Warning: Authors are not responsible for any neuro-apoptosis caused by these “jokes.” - Groaners are allowed.

Light bulb jokes

Q. How many system programmers does it take to change a lightbulb?

A. Just one but they keep changing it until it returns zero.

A. None they prefer an empty socket.

A. Well you start with one but actually it waits for a child to do all of the work.


Why did the baby system programmer like their new colorful blankie? It was multithreaded.

Why are your programs so fine and soft? I only use 400-thread-count or higher programs.

Where do bad student shell processes go when they die? Forking Hell.

Why are C programmers so messy? They store everything in one big heap.

System Programmer (Definition)

A system programmer is…

Someone who knows sleepsort is a bad idea but still dreams of an excuse to use it.

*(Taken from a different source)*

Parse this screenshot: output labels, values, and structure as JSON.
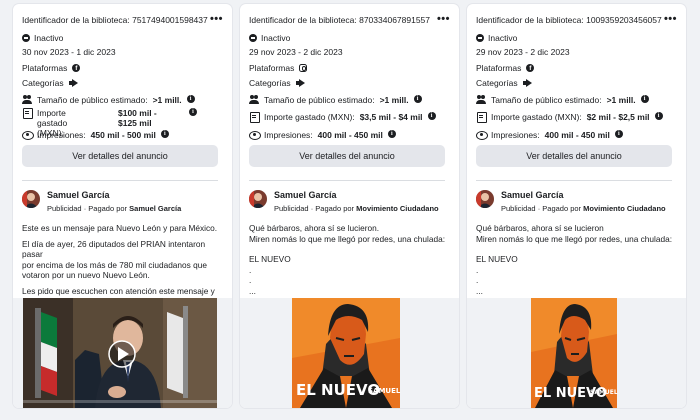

Someone who never lets their code deadlock… but when it does, it causes more problems than everyone else combined.

Someone who believes zombies are real.

Someone who doesn’t trust their process to run correctly without testing with the same data, kernel, compiler, RAM, filesystem size,file system format, disk brand, core count, CPU load, weather, magnetic flux, orientation, pixie dust, horoscope sign, wall color, wall gloss and reflectance, motherboard, vibration, illumination, backup battery, time of day, temperature, humidity, lunar position, sun-moon, co-position…

A system program …

Evolves until it can send email.

Evolves until it has the potential to create, connect and kill other programs and consume all possible CPU, memory, network, … resources on all possible devices but chooses not to. Today.